The threat monitoring and assessment solution is a service-based solution where the Darkbeam cyber-intelligence team continuously monitors the web and dark web for potential threats, investigates those threats when they are detected, and if the threats are relevant, they send you a report on which you can take immediate action which can include, but not be limited to, involving the proper authorities, that they have experience working with in multiple countries.
They literally monitor dozens of legit security and threat-intelligence sites (where general cyber security firms release warnings of cloud or software insecurity along with known breaches) as well as dozens of dark-web sites where shady characters like to sell, or at least indicate the presence of, IT, Trade and Finance secrets they should not have. On many occasions, they have detected breaches and data theft even before the supplier’s IT team knew about it (and definitely well before you did, if you were ever told).

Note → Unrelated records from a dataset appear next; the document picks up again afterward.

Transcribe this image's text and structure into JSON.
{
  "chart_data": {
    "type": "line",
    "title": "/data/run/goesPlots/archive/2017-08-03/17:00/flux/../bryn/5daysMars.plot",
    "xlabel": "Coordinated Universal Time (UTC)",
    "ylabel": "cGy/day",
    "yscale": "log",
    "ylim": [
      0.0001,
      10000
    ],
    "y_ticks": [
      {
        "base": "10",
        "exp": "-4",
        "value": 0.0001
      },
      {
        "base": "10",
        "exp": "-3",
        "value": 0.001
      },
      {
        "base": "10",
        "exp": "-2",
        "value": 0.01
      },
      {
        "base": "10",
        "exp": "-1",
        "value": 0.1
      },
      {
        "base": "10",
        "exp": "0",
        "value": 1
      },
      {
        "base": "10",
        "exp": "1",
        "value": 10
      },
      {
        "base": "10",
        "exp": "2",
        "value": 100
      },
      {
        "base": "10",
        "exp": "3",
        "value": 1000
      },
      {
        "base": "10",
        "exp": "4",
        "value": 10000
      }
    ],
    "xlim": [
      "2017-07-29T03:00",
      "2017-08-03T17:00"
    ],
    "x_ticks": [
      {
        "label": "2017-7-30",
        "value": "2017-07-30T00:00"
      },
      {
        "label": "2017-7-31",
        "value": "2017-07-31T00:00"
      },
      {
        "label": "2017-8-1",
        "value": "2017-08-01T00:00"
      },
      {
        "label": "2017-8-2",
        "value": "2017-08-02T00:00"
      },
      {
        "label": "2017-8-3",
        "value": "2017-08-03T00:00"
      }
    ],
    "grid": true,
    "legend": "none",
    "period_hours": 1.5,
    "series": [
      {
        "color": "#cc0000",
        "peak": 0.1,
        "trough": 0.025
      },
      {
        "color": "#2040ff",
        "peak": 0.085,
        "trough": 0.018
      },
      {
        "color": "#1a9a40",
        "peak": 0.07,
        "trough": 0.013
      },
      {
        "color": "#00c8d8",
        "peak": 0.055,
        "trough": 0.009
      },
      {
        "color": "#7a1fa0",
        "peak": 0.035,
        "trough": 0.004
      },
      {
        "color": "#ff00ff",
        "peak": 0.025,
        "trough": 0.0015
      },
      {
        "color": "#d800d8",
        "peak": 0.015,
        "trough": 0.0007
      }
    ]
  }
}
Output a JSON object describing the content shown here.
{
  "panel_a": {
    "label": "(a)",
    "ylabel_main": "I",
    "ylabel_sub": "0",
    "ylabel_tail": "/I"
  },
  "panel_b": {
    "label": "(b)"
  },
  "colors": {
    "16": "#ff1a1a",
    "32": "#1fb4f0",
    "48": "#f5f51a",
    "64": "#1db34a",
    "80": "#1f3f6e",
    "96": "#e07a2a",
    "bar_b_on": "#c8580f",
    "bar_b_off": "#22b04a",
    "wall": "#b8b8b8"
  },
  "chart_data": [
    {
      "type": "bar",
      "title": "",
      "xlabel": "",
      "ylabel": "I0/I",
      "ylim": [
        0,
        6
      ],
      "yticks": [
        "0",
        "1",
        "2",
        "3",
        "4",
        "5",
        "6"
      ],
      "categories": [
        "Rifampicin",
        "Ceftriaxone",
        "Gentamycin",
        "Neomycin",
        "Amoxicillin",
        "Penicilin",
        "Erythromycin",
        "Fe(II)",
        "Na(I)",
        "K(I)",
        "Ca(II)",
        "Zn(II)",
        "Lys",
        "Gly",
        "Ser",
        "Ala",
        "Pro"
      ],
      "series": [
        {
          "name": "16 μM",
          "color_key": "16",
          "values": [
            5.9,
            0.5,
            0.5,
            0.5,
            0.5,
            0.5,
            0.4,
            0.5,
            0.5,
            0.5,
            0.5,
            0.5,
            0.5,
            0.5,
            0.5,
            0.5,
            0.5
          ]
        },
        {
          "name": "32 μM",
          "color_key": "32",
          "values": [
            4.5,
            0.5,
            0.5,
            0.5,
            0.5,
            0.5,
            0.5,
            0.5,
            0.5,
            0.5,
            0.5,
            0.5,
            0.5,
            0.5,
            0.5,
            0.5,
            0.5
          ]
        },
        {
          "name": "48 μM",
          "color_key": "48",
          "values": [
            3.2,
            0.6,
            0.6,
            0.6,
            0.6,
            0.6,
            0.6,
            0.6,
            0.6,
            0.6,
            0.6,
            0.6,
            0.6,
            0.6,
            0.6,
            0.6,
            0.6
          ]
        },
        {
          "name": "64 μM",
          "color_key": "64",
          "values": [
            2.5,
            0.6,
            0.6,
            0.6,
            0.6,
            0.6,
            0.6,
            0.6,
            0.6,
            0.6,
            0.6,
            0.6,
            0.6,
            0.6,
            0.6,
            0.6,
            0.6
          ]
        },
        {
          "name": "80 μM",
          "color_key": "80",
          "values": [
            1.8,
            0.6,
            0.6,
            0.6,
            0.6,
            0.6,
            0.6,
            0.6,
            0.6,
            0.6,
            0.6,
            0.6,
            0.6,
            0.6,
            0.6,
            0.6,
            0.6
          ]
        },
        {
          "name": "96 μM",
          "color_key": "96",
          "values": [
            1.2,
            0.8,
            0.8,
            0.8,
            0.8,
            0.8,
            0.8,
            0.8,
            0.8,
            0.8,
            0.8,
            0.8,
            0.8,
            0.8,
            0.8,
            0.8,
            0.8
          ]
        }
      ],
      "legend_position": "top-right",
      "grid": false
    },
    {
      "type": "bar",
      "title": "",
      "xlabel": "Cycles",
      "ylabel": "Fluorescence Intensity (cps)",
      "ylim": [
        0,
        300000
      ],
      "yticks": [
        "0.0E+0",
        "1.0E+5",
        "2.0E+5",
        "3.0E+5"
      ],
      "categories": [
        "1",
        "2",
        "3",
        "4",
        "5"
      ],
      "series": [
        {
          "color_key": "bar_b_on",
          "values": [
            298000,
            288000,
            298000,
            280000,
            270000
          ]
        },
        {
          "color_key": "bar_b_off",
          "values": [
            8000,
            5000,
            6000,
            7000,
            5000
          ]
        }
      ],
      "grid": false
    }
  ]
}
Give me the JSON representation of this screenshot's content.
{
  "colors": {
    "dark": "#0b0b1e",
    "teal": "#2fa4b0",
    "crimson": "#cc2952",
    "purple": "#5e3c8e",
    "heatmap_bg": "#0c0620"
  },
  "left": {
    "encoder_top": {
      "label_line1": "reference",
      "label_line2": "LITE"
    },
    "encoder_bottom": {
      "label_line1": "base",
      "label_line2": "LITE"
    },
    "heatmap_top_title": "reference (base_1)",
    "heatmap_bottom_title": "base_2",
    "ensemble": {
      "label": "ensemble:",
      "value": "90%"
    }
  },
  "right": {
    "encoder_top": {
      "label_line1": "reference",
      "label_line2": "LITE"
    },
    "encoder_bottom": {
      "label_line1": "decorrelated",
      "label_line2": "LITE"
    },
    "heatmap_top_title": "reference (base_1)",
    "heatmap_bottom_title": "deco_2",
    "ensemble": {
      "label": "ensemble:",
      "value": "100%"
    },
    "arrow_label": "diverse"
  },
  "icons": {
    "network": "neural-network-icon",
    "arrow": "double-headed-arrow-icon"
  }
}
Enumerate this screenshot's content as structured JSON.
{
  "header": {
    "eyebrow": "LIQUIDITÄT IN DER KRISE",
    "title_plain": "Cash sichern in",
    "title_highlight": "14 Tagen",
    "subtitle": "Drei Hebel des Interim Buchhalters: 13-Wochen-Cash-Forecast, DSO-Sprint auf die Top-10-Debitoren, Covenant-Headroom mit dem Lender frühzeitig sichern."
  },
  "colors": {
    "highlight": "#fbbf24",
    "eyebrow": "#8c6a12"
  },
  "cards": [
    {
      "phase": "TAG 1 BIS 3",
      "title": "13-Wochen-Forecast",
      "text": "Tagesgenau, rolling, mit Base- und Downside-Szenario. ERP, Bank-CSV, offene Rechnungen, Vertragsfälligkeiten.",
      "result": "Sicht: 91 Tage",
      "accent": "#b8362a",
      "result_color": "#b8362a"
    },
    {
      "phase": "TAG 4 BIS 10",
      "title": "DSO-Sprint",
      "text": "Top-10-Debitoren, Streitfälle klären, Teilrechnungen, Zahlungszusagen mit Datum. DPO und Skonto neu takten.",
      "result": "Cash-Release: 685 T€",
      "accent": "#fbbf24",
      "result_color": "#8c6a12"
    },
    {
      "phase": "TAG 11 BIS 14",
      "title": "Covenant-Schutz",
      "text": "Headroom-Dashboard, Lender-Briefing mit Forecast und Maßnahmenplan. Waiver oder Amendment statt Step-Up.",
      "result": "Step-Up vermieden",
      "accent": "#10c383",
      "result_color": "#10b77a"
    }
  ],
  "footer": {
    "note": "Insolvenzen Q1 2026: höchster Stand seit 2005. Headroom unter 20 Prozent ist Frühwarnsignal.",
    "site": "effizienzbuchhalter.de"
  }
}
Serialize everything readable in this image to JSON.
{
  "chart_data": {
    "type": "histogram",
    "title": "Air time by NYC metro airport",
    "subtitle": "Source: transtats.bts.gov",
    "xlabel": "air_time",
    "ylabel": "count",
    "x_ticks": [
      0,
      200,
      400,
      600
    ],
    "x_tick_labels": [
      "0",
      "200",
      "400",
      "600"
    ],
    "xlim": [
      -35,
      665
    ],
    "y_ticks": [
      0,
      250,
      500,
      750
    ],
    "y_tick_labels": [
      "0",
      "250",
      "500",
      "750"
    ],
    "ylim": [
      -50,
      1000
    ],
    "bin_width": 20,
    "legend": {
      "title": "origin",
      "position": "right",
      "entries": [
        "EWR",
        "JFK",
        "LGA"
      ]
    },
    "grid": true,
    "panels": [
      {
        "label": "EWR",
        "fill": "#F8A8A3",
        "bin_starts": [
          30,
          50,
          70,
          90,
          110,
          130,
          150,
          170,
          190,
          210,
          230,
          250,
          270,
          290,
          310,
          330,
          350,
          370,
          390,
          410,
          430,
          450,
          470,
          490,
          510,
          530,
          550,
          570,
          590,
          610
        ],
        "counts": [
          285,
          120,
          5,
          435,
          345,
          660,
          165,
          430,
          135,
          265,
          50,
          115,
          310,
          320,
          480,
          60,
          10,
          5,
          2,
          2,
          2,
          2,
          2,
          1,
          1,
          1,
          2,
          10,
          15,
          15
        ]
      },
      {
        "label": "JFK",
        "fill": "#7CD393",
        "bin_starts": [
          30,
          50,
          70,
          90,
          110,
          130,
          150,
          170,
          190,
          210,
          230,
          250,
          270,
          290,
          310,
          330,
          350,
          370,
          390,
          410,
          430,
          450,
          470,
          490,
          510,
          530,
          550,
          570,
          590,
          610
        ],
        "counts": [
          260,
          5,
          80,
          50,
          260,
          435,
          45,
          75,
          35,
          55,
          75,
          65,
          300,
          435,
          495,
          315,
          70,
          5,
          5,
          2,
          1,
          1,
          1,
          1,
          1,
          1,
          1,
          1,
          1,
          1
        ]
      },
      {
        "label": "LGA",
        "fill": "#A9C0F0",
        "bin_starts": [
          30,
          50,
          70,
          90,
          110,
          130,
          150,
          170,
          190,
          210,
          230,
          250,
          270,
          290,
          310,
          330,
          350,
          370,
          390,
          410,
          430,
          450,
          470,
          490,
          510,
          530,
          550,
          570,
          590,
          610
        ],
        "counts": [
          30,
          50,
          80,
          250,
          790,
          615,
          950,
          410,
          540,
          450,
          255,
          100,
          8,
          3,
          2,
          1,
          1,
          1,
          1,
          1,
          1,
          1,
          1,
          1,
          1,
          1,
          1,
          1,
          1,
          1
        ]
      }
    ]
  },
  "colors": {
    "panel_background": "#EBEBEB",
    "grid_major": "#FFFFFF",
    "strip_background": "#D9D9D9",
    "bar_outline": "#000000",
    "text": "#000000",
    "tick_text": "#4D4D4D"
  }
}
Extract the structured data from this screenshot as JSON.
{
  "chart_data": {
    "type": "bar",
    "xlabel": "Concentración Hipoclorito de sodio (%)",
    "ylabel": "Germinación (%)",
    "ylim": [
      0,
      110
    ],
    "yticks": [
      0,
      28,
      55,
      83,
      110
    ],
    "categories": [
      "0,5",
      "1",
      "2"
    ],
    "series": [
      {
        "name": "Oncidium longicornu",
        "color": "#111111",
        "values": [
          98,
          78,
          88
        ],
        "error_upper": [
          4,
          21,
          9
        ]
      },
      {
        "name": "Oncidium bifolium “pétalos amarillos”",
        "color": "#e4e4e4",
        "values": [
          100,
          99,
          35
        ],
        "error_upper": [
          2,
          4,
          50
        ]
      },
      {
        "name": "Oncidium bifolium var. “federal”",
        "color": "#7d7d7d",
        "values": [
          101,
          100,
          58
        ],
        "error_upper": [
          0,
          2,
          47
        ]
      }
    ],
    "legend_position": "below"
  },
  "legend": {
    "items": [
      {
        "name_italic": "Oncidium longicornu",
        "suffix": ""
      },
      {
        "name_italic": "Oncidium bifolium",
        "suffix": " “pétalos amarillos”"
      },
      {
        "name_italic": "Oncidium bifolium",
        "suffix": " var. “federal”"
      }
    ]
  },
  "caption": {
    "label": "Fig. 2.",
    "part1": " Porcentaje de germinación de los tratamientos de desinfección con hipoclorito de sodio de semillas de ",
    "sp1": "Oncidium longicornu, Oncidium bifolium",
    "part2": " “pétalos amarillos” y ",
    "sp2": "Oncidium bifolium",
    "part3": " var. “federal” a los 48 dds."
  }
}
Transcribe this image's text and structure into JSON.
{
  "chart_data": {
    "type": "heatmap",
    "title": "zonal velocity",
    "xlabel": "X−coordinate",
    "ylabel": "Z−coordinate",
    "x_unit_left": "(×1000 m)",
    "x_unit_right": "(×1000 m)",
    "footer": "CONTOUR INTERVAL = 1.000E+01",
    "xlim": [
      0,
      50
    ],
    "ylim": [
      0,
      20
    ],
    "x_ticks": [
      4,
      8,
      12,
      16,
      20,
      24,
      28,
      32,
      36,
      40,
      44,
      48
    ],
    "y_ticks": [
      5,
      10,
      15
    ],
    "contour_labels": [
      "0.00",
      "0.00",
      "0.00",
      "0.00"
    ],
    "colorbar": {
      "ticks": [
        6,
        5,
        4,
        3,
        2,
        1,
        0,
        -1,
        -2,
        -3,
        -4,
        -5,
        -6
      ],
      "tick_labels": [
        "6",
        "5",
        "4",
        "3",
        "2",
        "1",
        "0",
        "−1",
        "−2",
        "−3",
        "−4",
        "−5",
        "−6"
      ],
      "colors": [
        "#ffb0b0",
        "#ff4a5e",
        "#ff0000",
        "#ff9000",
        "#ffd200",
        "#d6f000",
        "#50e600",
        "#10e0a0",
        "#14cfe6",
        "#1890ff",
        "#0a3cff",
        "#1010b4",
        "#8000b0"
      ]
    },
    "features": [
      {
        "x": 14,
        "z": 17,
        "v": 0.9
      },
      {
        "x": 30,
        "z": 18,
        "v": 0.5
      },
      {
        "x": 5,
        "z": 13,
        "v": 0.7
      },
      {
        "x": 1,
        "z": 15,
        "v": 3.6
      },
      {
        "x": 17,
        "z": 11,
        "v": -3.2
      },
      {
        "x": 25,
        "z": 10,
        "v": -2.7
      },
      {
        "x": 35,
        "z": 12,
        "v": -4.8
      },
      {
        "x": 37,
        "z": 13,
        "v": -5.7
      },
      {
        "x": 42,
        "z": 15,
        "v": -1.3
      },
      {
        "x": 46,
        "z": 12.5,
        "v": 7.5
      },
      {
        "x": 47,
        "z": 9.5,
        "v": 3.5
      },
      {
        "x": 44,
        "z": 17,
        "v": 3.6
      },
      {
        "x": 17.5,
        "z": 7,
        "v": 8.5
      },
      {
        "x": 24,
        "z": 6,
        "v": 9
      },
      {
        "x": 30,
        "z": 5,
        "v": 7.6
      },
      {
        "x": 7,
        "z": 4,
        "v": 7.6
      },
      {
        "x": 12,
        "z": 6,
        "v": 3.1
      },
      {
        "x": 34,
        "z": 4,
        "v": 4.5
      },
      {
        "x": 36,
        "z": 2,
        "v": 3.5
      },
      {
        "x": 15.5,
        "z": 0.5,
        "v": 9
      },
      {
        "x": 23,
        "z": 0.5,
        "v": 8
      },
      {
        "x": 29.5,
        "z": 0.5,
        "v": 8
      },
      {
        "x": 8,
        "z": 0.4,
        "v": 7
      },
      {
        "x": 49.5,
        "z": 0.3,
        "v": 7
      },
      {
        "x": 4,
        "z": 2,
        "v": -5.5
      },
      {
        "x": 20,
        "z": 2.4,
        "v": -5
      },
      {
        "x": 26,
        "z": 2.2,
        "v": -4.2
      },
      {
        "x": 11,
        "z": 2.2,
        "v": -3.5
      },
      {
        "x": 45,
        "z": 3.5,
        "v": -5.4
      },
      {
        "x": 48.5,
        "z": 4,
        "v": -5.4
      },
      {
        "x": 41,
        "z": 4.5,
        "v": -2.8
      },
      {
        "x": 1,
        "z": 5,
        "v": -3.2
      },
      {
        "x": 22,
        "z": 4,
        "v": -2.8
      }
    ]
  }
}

If an incident or threat is detected, the threat report you receive will outline the issue (e.g. data exposure / breach), the root cause (e.g. system breach, ransomware, etc.), when it was detected, how it was confirmed, and what is currently being done / monitored. It will then outline the perceived severity (e.g. medium due to potential IP leakage, high due to personal data likely being stolen) as well as any potential follow on risks (i.e. personal logins that can compromise other systems). It will summarize the currently known information uncovered by the analysts and the current status (which could be ongoing). And it will provide current recommendations, such as reaching out to the supplier, changing logins and/or locking down your systems, reaching out to various agencies, etc.
All in all, Darkbeam is a great Supply Chain Cybersecurity solution and should be on your consideration list if you don’t have such a solution already. Cyber attacks are coming, and it’s best to be ahead of the issue, then behind it.